Пробурчав: «Я и не собирался», Лев поблагодарил её и вышел из процедурного кабинета. Поймал на себе любопытные взгляды пациентов, и, отвернувшись, второпях выскочил на лестницу. Между первым и вторым этажом, вытащил мобильный и открыл список контактов: нужно было позвонить Славе, пока в Ванкувере не наступила ночь.
Его разрывало от противоречий: вскрывшаяся зависимость сына заставляла чувствовать себя никудышным, отвратительным отцом, но она же вновь начала сближать их со Славой – до пяти звонков в день. После долгих месяцев молчания и передавания друг другу «приветов» через детей, они опять заговорили друг с другом.
И Лев жил этими звонками.
Всякий раз он воображал их иначе. Он мечтал, как позвонит и спросит:
Привет, моё солнце.

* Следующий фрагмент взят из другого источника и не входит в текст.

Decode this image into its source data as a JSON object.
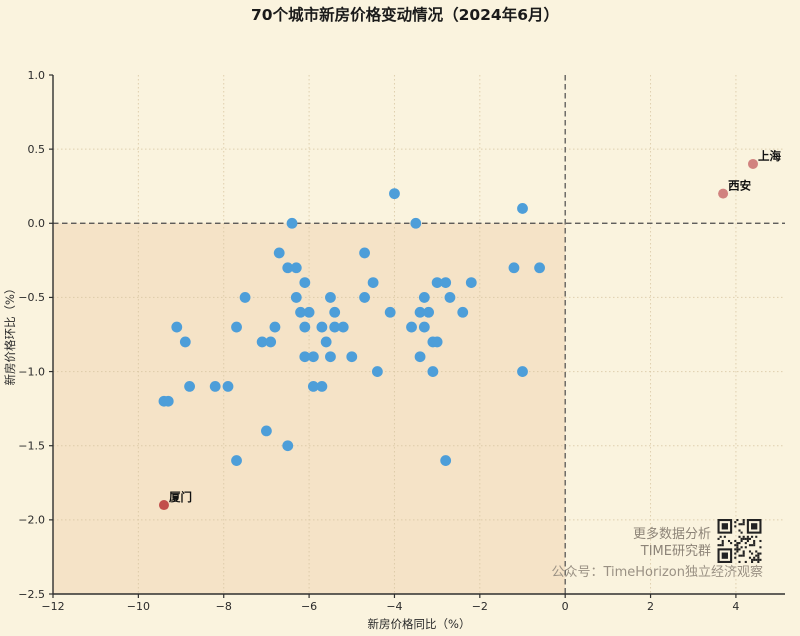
{
  "chart_data": {
    "type": "scatter",
    "title": "70个城市新房价格变动情况（2024年6月）",
    "xlabel": "新房价格同比（%）",
    "ylabel": "新房价格环比（%）",
    "xlim": [
      -12,
      5.15
    ],
    "ylim": [
      -2.5,
      1.0
    ],
    "x_ticks": [
      -12,
      -10,
      -8,
      -6,
      -4,
      -2,
      0,
      2,
      4
    ],
    "y_ticks": [
      1.0,
      0.5,
      0.0,
      -0.5,
      -1.0,
      -1.5,
      -2.0,
      -2.5
    ],
    "grid": "dotted",
    "zero_reference_lines": [
      "x=0 dashed",
      "y=0 dashed"
    ],
    "shaded_quadrant": {
      "x": [
        -12,
        0
      ],
      "y": [
        -2.5,
        0
      ]
    },
    "points": [
      [
        -4.0,
        0.2
      ],
      [
        -1.0,
        0.1
      ],
      [
        -6.4,
        0.0
      ],
      [
        -3.5,
        0.0
      ],
      [
        -6.7,
        -0.2
      ],
      [
        -4.7,
        -0.2
      ],
      [
        -6.5,
        -0.3
      ],
      [
        -6.3,
        -0.3
      ],
      [
        -1.2,
        -0.3
      ],
      [
        -0.6,
        -0.3
      ],
      [
        -6.1,
        -0.4
      ],
      [
        -4.5,
        -0.4
      ],
      [
        -3.0,
        -0.4
      ],
      [
        -2.8,
        -0.4
      ],
      [
        -2.2,
        -0.4
      ],
      [
        -7.5,
        -0.5
      ],
      [
        -6.3,
        -0.5
      ],
      [
        -5.5,
        -0.5
      ],
      [
        -4.7,
        -0.5
      ],
      [
        -3.3,
        -0.5
      ],
      [
        -2.7,
        -0.5
      ],
      [
        -6.2,
        -0.6
      ],
      [
        -6.0,
        -0.6
      ],
      [
        -5.4,
        -0.6
      ],
      [
        -4.1,
        -0.6
      ],
      [
        -3.4,
        -0.6
      ],
      [
        -3.2,
        -0.6
      ],
      [
        -2.4,
        -0.6
      ],
      [
        -9.1,
        -0.7
      ],
      [
        -7.7,
        -0.7
      ],
      [
        -6.8,
        -0.7
      ],
      [
        -6.1,
        -0.7
      ],
      [
        -5.7,
        -0.7
      ],
      [
        -5.4,
        -0.7
      ],
      [
        -5.2,
        -0.7
      ],
      [
        -3.6,
        -0.7
      ],
      [
        -3.3,
        -0.7
      ],
      [
        -8.9,
        -0.8
      ],
      [
        -7.1,
        -0.8
      ],
      [
        -6.9,
        -0.8
      ],
      [
        -5.6,
        -0.8
      ],
      [
        -3.1,
        -0.8
      ],
      [
        -3.0,
        -0.8
      ],
      [
        -6.1,
        -0.9
      ],
      [
        -5.9,
        -0.9
      ],
      [
        -5.5,
        -0.9
      ],
      [
        -5.0,
        -0.9
      ],
      [
        -3.4,
        -0.9
      ],
      [
        -4.4,
        -1.0
      ],
      [
        -3.1,
        -1.0
      ],
      [
        -1.0,
        -1.0
      ],
      [
        -8.8,
        -1.1
      ],
      [
        -8.2,
        -1.1
      ],
      [
        -7.9,
        -1.1
      ],
      [
        -5.9,
        -1.1
      ],
      [
        -5.7,
        -1.1
      ],
      [
        -9.4,
        -1.2
      ],
      [
        -9.3,
        -1.2
      ],
      [
        -7.0,
        -1.4
      ],
      [
        -6.5,
        -1.5
      ],
      [
        -7.7,
        -1.6
      ],
      [
        -2.8,
        -1.6
      ]
    ],
    "labeled_points": [
      {
        "label": "上海",
        "x": 4.4,
        "y": 0.4,
        "color": "#d1827f"
      },
      {
        "label": "西安",
        "x": 3.7,
        "y": 0.2,
        "color": "#d1827f"
      },
      {
        "label": "厦门",
        "x": -9.4,
        "y": -1.9,
        "color": "#c24f4b"
      }
    ],
    "legend": "none"
  },
  "watermark": {
    "line1": "更多数据分析",
    "line2": "TIME研究群",
    "line3": "公众号：TimeHorizon独立经济观察"
  },
  "icons": {
    "qr_code": "qr-code"
  },
  "colors": {
    "background": "#faf3de",
    "quadrant_shade": "#f5e3c7",
    "point": "#4d9ed9",
    "grid": "#d8c6a2",
    "dashed_line": "#4a4a4a",
    "axis": "#2f2f2f",
    "title_text": "#1a1a1a",
    "watermark_text": "#8d8478"
  }
}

Как твои дела?
Или просто скажет:
Я так люблю тебя, мой родной.
Он не был щедр на ласковые слова, когда они были вместе: странные, громоздкие, они застревали поперек горла, и он с прохладными интонациями произносил: «Слава». Даже Славик, Славочка – никогда.
А теперь, в его мыслях, он никогда не был Славой. Он был любимым, дорогим, родным, самым лучшим, самым красивым, самым желанным, он шептал эти слова перед сном, обнимая подушку или одеяло, и представлял, как скажет об этом ему.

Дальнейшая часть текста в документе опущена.